McDonald’s practice concentrates on commercial litigation, labor and employment law, and higher education law. Recently litigated cases include those related to false advertising, product disparagement, restrictive covenants, and contract-related disputes. McDonald’s labor and employment law practice has him representing employees and management in all aspects of employment law with a focus on litigating discrimination, retaliation, and whistleblower claims.
Pashman Stein already boasted a strong litigation bench and, Stein said, the firm wasn’t necessarily looking to strengthen it further.
“It was more of a situation that sometimes opportunity that you’re not looking for knocks,” he said. “By way of example, we were not necessarily looking to expand geographically into Monmouth County, but years ago I was introduced to Jay Colao and Tracy Julian who head up our Monmouth County office and there was almost an immediate sense of connection. The sense that I had that these were lawyers who we wanted to work with, and it led to more serious conversations and to them joining the firm. It was the same journey we took mutually, the lawyers from Pashman Stein and the lawyers from Norris McLaughlin.”
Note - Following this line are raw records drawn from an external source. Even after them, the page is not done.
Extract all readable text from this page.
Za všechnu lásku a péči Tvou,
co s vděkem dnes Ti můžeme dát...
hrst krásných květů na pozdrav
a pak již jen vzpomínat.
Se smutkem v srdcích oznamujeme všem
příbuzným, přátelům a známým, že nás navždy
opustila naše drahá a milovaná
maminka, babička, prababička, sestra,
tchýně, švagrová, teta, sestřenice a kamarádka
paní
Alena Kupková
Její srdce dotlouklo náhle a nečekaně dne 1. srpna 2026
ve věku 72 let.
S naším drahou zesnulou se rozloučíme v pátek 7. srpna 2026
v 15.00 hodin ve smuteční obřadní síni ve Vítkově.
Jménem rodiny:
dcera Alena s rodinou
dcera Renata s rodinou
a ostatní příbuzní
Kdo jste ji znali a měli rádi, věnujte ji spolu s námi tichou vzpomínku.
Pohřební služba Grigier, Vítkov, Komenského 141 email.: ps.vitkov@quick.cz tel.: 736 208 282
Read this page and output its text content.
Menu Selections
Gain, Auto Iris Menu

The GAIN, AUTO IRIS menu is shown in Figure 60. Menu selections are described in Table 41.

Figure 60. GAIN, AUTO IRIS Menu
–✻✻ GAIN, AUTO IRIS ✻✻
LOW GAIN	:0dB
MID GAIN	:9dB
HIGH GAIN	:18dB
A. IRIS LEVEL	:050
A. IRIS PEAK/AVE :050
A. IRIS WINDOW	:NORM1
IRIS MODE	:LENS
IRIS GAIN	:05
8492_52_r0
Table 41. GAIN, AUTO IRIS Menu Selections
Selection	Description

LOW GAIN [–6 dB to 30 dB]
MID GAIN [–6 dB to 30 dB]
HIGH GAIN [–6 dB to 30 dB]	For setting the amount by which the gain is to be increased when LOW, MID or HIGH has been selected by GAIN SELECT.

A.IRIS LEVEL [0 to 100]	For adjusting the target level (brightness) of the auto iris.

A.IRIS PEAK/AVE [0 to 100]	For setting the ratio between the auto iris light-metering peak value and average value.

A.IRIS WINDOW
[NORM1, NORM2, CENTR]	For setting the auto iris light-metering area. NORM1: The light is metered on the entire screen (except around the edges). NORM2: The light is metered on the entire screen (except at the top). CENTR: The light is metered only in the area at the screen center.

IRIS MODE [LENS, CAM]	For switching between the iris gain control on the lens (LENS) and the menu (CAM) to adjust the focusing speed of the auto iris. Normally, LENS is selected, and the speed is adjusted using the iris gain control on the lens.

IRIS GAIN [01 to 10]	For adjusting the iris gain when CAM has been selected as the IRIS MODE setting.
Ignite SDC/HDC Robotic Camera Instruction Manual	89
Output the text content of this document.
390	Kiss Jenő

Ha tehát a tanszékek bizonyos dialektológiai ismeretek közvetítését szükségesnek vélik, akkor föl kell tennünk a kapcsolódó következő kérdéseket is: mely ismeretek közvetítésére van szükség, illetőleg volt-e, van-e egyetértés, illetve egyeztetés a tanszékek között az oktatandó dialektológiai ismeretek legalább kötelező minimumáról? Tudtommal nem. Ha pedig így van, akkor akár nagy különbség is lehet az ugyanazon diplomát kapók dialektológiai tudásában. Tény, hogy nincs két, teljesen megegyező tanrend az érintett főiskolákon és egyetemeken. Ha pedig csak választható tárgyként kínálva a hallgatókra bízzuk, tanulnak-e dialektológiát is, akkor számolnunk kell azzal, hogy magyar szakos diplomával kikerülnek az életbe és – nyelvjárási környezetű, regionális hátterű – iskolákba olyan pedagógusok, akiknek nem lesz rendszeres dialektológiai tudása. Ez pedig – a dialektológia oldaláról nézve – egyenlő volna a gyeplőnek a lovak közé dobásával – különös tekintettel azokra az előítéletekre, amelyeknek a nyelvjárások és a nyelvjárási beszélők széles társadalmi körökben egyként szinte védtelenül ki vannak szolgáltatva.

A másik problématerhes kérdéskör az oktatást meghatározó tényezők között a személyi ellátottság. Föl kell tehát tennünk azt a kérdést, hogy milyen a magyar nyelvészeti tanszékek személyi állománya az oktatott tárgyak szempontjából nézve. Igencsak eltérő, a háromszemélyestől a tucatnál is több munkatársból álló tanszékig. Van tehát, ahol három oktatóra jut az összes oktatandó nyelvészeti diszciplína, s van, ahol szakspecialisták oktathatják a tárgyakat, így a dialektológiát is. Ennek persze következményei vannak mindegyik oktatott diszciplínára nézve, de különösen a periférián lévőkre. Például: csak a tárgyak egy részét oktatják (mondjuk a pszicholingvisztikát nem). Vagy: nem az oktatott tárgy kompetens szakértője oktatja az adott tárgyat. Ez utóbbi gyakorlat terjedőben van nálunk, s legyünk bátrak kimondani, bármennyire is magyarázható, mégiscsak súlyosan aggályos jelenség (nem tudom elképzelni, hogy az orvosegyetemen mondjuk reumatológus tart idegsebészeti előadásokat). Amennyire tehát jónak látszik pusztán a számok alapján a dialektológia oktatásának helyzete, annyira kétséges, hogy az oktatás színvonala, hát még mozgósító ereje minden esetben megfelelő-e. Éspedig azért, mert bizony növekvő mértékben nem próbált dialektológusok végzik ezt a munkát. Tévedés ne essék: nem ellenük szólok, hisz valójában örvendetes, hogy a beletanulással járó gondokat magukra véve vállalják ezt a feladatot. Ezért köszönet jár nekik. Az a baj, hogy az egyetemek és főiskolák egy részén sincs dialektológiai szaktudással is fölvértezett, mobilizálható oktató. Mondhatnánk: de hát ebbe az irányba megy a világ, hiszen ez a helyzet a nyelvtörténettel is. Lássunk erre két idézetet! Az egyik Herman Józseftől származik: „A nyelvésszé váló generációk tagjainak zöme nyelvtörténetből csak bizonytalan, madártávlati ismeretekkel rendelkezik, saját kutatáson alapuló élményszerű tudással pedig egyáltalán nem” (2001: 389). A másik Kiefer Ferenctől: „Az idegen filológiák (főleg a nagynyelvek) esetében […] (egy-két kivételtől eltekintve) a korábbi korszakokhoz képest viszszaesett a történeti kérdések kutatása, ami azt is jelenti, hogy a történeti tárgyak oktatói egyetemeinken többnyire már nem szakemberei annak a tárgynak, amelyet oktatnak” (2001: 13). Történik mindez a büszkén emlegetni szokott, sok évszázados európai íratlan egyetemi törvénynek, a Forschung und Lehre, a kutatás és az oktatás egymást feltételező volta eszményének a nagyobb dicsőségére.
Pashman Stein has been talking to the four incoming attorneys since late last year because bringing on new people, or moving to a different firm, aren’t decisions to be rushed.
“From our perspective, there’s no decision more significant than bringing on new people. That old adage ‘it just takes one bad apple to upset the apple cart,’ you really want to make sure the people you’re bringing in aren’t just good lawyers but good people,” Stein said. “These lawyers had been at Norris their entire career and knew that firm well and had great friendships and respect for that institution, and this was a very big deal for them. This all takes a long time to really do your due diligence and make sure it’s the right move for everyone.”